En el Centro Olímpico de la capital rusa, el ídolo de Herradura
no defraudó y calentó los colchones ¡de qué manera! Se impuso en sus
cinco pleitos sin permitir puntos técnicos a sus rivales, además de
marcar 25 favorables. En su andar hacia lo más alto del podio, el
atleta de 28 años barrió 2-0 (1-0, 7-0) al chino Xiaoming Nie,
implacable también 2-0 (2-0, 2-0) frente al polaco Lukasz Banak, lo
mismo que ante el checo Marek Svec 2-0 (2-0, 5-0).
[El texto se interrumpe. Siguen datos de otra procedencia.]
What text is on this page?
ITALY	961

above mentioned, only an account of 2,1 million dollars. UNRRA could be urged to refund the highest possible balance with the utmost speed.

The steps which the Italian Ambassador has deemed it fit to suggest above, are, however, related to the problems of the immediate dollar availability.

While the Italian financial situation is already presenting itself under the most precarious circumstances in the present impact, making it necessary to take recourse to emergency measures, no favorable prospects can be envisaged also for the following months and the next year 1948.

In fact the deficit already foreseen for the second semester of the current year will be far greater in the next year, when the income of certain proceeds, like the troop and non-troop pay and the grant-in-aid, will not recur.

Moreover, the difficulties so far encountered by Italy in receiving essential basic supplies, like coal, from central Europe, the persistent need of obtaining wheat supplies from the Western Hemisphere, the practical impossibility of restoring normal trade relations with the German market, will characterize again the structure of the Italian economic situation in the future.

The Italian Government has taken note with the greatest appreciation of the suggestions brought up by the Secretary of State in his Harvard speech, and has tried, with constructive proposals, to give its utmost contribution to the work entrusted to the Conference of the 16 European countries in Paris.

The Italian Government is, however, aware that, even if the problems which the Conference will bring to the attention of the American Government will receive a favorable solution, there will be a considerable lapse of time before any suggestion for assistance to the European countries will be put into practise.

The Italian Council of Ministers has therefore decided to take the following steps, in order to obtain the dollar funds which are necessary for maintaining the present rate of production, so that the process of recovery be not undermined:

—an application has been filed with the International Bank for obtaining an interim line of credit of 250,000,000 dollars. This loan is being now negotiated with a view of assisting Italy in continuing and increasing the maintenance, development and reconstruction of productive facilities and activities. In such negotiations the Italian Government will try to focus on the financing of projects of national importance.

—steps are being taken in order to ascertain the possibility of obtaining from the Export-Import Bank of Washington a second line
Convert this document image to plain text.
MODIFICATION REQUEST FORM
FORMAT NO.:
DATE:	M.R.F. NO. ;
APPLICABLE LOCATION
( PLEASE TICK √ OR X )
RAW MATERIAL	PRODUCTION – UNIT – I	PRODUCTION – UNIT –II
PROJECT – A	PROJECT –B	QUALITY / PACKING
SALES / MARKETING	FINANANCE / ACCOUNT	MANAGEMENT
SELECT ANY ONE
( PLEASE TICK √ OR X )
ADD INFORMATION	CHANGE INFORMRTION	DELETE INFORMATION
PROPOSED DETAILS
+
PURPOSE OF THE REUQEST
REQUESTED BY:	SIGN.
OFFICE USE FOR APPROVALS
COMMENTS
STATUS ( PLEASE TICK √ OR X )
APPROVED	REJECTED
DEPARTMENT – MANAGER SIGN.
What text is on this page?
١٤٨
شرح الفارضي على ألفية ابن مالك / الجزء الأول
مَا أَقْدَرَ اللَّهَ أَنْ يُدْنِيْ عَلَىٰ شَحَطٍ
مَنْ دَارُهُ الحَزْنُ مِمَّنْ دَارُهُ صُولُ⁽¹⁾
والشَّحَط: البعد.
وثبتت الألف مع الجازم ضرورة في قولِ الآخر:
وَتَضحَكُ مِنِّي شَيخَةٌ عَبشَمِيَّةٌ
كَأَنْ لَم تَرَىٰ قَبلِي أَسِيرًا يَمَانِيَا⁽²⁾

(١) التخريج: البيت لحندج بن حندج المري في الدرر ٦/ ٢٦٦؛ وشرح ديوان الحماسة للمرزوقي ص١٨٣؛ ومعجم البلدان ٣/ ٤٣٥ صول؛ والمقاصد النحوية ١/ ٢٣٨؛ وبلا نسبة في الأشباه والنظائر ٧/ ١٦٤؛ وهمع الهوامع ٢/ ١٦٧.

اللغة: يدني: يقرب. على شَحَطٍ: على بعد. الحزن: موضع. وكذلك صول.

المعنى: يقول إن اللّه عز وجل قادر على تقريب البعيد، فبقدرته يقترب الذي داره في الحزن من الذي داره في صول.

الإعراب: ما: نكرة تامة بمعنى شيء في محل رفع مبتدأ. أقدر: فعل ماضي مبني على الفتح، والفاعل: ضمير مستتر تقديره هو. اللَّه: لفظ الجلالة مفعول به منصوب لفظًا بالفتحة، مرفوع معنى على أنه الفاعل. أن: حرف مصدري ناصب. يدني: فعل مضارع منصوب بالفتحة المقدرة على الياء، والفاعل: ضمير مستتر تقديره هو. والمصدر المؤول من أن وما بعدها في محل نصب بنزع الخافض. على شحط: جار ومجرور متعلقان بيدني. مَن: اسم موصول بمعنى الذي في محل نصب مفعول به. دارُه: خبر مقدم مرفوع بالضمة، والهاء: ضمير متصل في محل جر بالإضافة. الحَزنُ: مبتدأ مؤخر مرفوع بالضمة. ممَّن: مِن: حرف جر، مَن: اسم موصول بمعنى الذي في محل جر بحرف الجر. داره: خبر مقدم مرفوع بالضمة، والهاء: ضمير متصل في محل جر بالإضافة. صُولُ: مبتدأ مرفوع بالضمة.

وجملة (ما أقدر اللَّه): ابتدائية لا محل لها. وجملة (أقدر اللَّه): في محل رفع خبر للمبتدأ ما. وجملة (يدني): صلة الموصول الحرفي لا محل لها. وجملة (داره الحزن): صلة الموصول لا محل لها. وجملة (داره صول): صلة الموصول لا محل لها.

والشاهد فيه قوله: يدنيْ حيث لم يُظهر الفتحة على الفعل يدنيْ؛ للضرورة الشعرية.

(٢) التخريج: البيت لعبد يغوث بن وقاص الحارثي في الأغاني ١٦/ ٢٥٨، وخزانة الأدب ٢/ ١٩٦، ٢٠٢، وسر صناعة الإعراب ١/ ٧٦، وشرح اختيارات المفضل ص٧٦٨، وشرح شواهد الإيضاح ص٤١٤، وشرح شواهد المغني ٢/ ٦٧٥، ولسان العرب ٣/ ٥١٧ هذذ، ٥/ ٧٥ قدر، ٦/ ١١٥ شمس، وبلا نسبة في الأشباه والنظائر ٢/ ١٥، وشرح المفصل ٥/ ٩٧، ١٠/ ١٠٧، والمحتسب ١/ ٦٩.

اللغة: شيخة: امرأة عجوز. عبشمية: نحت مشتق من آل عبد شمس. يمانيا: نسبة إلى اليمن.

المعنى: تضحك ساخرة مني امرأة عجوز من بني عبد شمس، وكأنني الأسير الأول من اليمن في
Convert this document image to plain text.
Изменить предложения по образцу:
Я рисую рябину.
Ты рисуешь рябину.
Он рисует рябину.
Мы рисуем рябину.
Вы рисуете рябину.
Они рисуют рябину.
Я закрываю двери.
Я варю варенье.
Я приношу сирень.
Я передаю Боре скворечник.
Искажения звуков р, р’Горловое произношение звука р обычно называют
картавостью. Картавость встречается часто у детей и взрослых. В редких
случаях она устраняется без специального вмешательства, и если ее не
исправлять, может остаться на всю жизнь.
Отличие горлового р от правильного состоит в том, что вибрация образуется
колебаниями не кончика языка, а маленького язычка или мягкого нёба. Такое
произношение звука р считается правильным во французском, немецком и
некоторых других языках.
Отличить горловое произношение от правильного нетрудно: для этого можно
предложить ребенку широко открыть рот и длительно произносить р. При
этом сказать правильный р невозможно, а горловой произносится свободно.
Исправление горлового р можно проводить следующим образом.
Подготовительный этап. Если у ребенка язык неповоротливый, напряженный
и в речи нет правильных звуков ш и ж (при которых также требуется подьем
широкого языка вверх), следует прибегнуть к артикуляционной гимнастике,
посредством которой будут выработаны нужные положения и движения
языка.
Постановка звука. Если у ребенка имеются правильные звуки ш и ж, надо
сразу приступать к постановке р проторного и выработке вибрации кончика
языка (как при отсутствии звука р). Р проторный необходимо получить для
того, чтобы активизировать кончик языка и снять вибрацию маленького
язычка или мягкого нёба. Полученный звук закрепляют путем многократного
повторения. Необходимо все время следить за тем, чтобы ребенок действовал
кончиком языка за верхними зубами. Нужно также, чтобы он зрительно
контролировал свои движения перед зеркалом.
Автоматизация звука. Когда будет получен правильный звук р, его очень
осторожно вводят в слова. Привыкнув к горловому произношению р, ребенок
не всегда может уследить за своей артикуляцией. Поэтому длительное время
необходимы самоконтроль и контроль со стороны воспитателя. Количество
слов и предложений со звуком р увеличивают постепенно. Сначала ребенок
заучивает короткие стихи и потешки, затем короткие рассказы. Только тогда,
La misma dosis, con idénticos 1-0, le recetó al kazajo Nurmakhan
Tinalyev, a la postre bronce, y en la final dominó convincentemente
2-0 (3-0, 1-0) al armenio Yuri Patrikeev, para completar así su
hazaña. Ahora, a sus oros de Budapest’05, Bakú’07 y Herning’09 suma
el de tierra moscovita, con un extra de valor, pues tras su
operación del codo izquierdo, en diciembre pasado, esta justa
constituyó su reaparición internacional.
Esta vez, Mijaín no tuvo que medirse ni al local Kazham Baroev ni
al turco Riza Kayaalp, el otro bronceado, sus más enconados rivales
de los últimos años, quienes quedaron en el camino víctimas de
Tinalyev y Patrikeev, por ese orden.
En
su reaparición, Mijaín no defraudó y se alzó invicto con su cuarta
corona.
Shorey, de 26 años, hizo valer su confesión precompetencia a
Granma y estuvo más fuerte que en Herning, basándose en una
preparación óptima y mucho más intensa, algo que al decir del
entrenador principal, Pedro Val, lo iguala a cualquier otro
gladiador.
Apostó a sus principales armas: la agresividad, el empuje y los
constantes ataques arriba. Fiel y disciplinado tácticamente se
impuso al venezolano Hedí Bartolozzy 2-0 (3-1, 2-0), después al
kazajo Alkhazur Aldiyev 2-0 (3-1, 1-0), y a partir de ahí tuvo que
emplearse al máximo y sudar la camiseta 2-1 (1-0, 0-1, 1-0) frente a
Vladimer Gegeshidze, de Georgia, el turco Nazmi Avluca 2-1 (1-2,
4-0, 2-0), en tanto dispuso en semifinales del croata Nenad Zugaj
2-1 (1-0, 0-1, 2-0).
Sumamente extenuado llegó al pleito por el oro y allí fue víctima
(2-0, 1-0) del búlgaro Hristo Marinov. Así Shorey mejoró su bronce
de tierra danesa, quedando ahora en esa posición Zugaj y el ruso
Aleksey Mishin. En los 60 kg, el honor correspondió al temible azerí
de 20 abriles Hazan Aliyev, número uno de Europa desde el 2008.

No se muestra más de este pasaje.